日本経済新聞 2004年9月22日より転載

 

女性が輝く 〜ウェーブ関西

 
 
頼れる障害者 育成
 
 

IT習得促進/まず挑戦、自らの経験生かす

 

 「チャレンジド(障害者)を納税者にできる日本に」。こんなスローガンを掲げる社会福祉法人の理事長を務める女性が関西にいる。「障害者は弱者で健常者が支えるべき存在」という社会の意識を変えようと奮闘する姿を迫った。

 財務相の諮問機関である財政制度審議会財政制度分科会の地方公聴会が8月27日、大阪市内のホテルで開かれた。総勢約200人の参加者を前に、審議委員を務める竹中ナミさん(56)はこう発言した。
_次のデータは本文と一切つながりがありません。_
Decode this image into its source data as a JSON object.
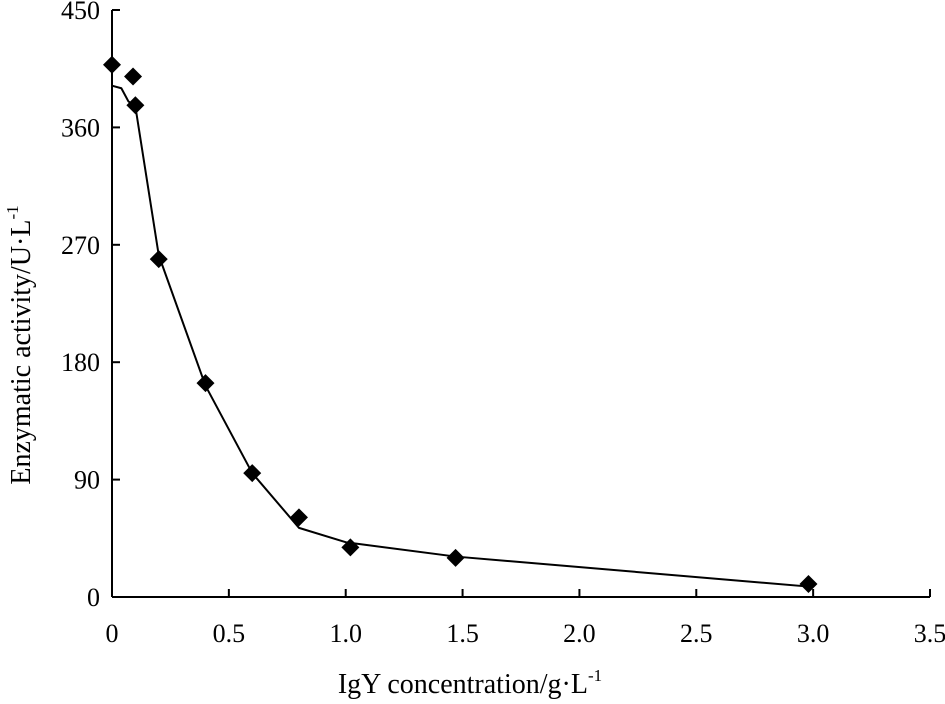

 「障害者は本当は、能力を発揮し、稼いだお金で税金を払い、社会への発言権も得たいのです。でも補助金制度は技術や知識を身に付けて仕事ができる障害者すら弱者として扱い、参加を拒絶する。それがモラルハザードを引き起こし、ひいては今日の財政赤字の一因となったのではないでしょうか」

 

ボランティア全国100人が登録

 竹中さんは障害者の自立・社会参加を支援する社会福祉法人「プロップ・ステーション」(神戸市)の理事長。障害者を対象に情報技術(IT)習得を目的とした講習会を開催している。「週1回で全10回のコースを2年間、福井県から片道4時間かけて通った人もいる」という。障害者の窓口役となって自治体や企業から仕事を受注、障害者の技術水準に応じて割り振る「コーディネート機関としての役割」も果たす。
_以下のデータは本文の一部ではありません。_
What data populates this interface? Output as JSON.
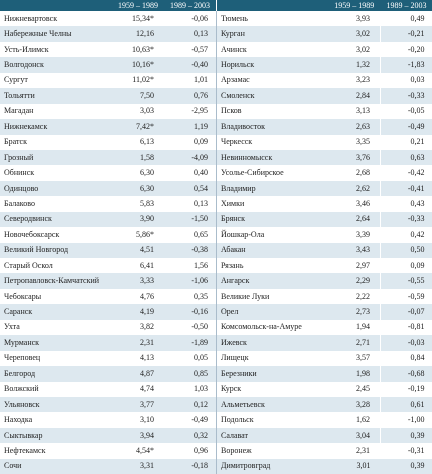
{
  "header": {
    "col_period1": "1959 – 1989",
    "col_period2": "1989 – 2003"
  },
  "left_rows": [
    {
      "city": "Нижневартовск",
      "v1": "15,34*",
      "v2": "-0,06"
    },
    {
      "city": "Набережные Челны",
      "v1": "12,16",
      "v2": "0,13"
    },
    {
      "city": "Усть-Илимск",
      "v1": "10,63*",
      "v2": "-0,57"
    },
    {
      "city": "Волгодонск",
      "v1": "10,16*",
      "v2": "-0,40"
    },
    {
      "city": "Сургут",
      "v1": "11,02*",
      "v2": "1,01"
    },
    {
      "city": "Тольятти",
      "v1": "7,50",
      "v2": "0,76"
    },
    {
      "city": "Магадан",
      "v1": "3,03",
      "v2": "-2,95"
    },
    {
      "city": "Нижнекамск",
      "v1": "7,42*",
      "v2": "1,19"
    },
    {
      "city": "Братск",
      "v1": "6,13",
      "v2": "0,09"
    },
    {
      "city": "Грозный",
      "v1": "1,58",
      "v2": "-4,09"
    },
    {
      "city": "Обнинск",
      "v1": "6,30",
      "v2": "0,40"
    },
    {
      "city": "Одинцово",
      "v1": "6,30",
      "v2": "0,54"
    },
    {
      "city": "Балаково",
      "v1": "5,83",
      "v2": "0,13"
    },
    {
      "city": "Северодвинск",
      "v1": "3,90",
      "v2": "-1,50"
    },
    {
      "city": "Новочебоксарск",
      "v1": "5,86*",
      "v2": "0,65"
    },
    {
      "city": "Великий Новгород",
      "v1": "4,51",
      "v2": "-0,38"
    },
    {
      "city": "Старый Оскол",
      "v1": "6,41",
      "v2": "1,56"
    },
    {
      "city": "Петропавловск-Камчатский",
      "v1": "3,33",
      "v2": "-1,06"
    },
    {
      "city": "Чебоксары",
      "v1": "4,76",
      "v2": "0,35"
    },
    {
      "city": "Саранск",
      "v1": "4,19",
      "v2": "-0,16"
    },
    {
      "city": "Ухта",
      "v1": "3,82",
      "v2": "-0,50"
    },
    {
      "city": "Мурманск",
      "v1": "2,31",
      "v2": "-1,89"
    },
    {
      "city": "Череповец",
      "v1": "4,13",
      "v2": "0,05"
    },
    {
      "city": "Белгород",
      "v1": "4,87",
      "v2": "0,85"
    },
    {
      "city": "Волжский",
      "v1": "4,74",
      "v2": "1,03"
    },
    {
      "city": "Ульяновск",
      "v1": "3,77",
      "v2": "0,12"
    },
    {
      "city": "Находка",
      "v1": "3,10",
      "v2": "-0,49"
    },
    {
      "city": "Сыктывкар",
      "v1": "3,94",
      "v2": "0,32"
    },
    {
      "city": "Нефтекамск",
      "v1": "4,54*",
      "v2": "0,96"
    },
    {
      "city": "Сочи",
      "v1": "3,31",
      "v2": "-0,18"
    }
  ],
  "right_rows": [
    {
      "city": "Тюмень",
      "v1": "3,93",
      "v2": "0,49"
    },
    {
      "city": "Курган",
      "v1": "3,02",
      "v2": "-0,21"
    },
    {
      "city": "Ачинск",
      "v1": "3,02",
      "v2": "-0,20"
    },
    {
      "city": "Норильск",
      "v1": "1,32",
      "v2": "-1,83"
    },
    {
      "city": "Арзамас",
      "v1": "3,23",
      "v2": "0,03"
    },
    {
      "city": "Смоленск",
      "v1": "2,84",
      "v2": "-0,33"
    },
    {
      "city": "Псков",
      "v1": "3,13",
      "v2": "-0,05"
    },
    {
      "city": "Владивосток",
      "v1": "2,63",
      "v2": "-0,49"
    },
    {
      "city": "Черкесск",
      "v1": "3,35",
      "v2": "0,21"
    },
    {
      "city": "Невинномысск",
      "v1": "3,76",
      "v2": "0,63"
    },
    {
      "city": "Усолье-Сибирское",
      "v1": "2,68",
      "v2": "-0,42"
    },
    {
      "city": "Владимир",
      "v1": "2,62",
      "v2": "-0,41"
    },
    {
      "city": "Химки",
      "v1": "3,46",
      "v2": "0,43"
    },
    {
      "city": "Брянск",
      "v1": "2,64",
      "v2": "-0,33"
    },
    {
      "city": "Йошкар-Ола",
      "v1": "3,39",
      "v2": "0,42"
    },
    {
      "city": "Абакан",
      "v1": "3,43",
      "v2": "0,50"
    },
    {
      "city": "Рязань",
      "v1": "2,97",
      "v2": "0,09"
    },
    {
      "city": "Ангарск",
      "v1": "2,29",
      "v2": "-0,55"
    },
    {
      "city": "Великие Луки",
      "v1": "2,22",
      "v2": "-0,59"
    },
    {
      "city": "Орел",
      "v1": "2,73",
      "v2": "-0,07"
    },
    {
      "city": "Комсомольск-на-Амуре",
      "v1": "1,94",
      "v2": "-0,81"
    },
    {
      "city": "Ижевск",
      "v1": "2,71",
      "v2": "-0,03"
    },
    {
      "city": "Лищецк",
      "v1": "3,57",
      "v2": "0,84"
    },
    {
      "city": "Березники",
      "v1": "1,98",
      "v2": "-0,68"
    },
    {
      "city": "Курск",
      "v1": "2,45",
      "v2": "-0,19"
    },
    {
      "city": "Альметьевск",
      "v1": "3,28",
      "v2": "0,61"
    },
    {
      "city": "Подольск",
      "v1": "1,62",
      "v2": "-1,00"
    },
    {
      "city": "Салават",
      "v1": "3,04",
      "v2": "0,39"
    },
    {
      "city": "Воронеж",
      "v1": "2,31",
      "v2": "-0,31"
    },
    {
      "city": "Димитровград",
      "v1": "3,01",
      "v2": "0,39"
    }
  ]
}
 プロップには10人の専属スタッフと、全国各地にいる約100人の登録ボランティアが参加している。講習会で身に付けた技術を生かし、そのままスタッフやボランティアとして働く障害者も多い。コンピューターグラフィックスの講習会で講師を務めるスタッフの山岡由香理さん(21)も、養護学校在学中から通い始めてグラフィックスの技術を身に付けた。「プロップは自立するための第一歩」という。

 竹中ナミさんが障害者の自立支援に取り組むようになったのは、24歳の時に出産した長女がきっかけだった。生後3カ月健診で、重度の知的障害と肢体の不自由が重複する「重症心身障害」と診断された。医師からは「10歳までは生きられないでしょう」と告げられたという。孫の障害を知った父からは「このままではお前が不幸になる。この子を連れて死ぬ」とまで言われた。

 父の手前、娘のことでつらそうにするわけにはいかない。かといって、障害児向けの育児書も見当たらない。頼れる医師もいない。「もう専門家や専門書には頼らない」。そう決めた竹中さんは障害者の元へ自ら足を運び、どうすれば娘の気持ちが理解できるかや、娘をどう育てるべきかを学ぶことにした。

 

竹中ナミの写真
パソコンを障害者の就労支援に活用するプロップ・ステーションの竹中ナミ理事長(神戸市東灘区)

 

ネットで講習会2年内に実用化

 「目が見えなくても、他の五感で補えば外部の様子が分かる」。障害者と接するうちに、竹中さんは「障害者は決して”弱者”ではない」と思うようになった。さらにボランティア活動を通じて、高校時代にラグビーの試合のけががもとで全身マヒになった青年実業家と知り合う。実家のマンション経営を継いで生き生きと働くその姿を見た竹中さんは「意欲と努力、そして技術さえあれば、障害者でも社会を支える側に回れる」。そう考えて1991年、プロップ・ステーションを創設した。

 パソコンを使うことを思いついたのは「障害者にアンケート調査をしたところ8割近くが興味を示し、最も関心の高い分野だったから」。ただ当時はインターネットも普及していない時代。パソコンの機器もソフトも、講習会場もない。だが、そこは「コケの生えた心臓と口」を自任する関西の女性。コンピューター関連企業の経営者に根気よく支援を求めた。その結果、場所や機器、講師役を買って出る支援が相次ぎ、プロップの活動は軌道に乗った。

 当面の目標は「インターネット経由で受講できる講習会の仕組みを作ること」。テレビ会議の仕組みを応用する。既に教材づくりも始めており、2年以内に実用化することが目標だ。

 竹中さんはこれまで、官庁や地方自治体の委員を数多く務めてきた。「プロップの活動は、いわば実証プロジェクト。行政に直接働きかけることで社会の仕組みを変えられれば、数多くの障害者に役立てる」との考えがあるからだ。「おもろいことを考え、まず挑戦してみる。そんな風土の関西から、日本を元気にしたい」。竹中さんは今日も東奔西走している。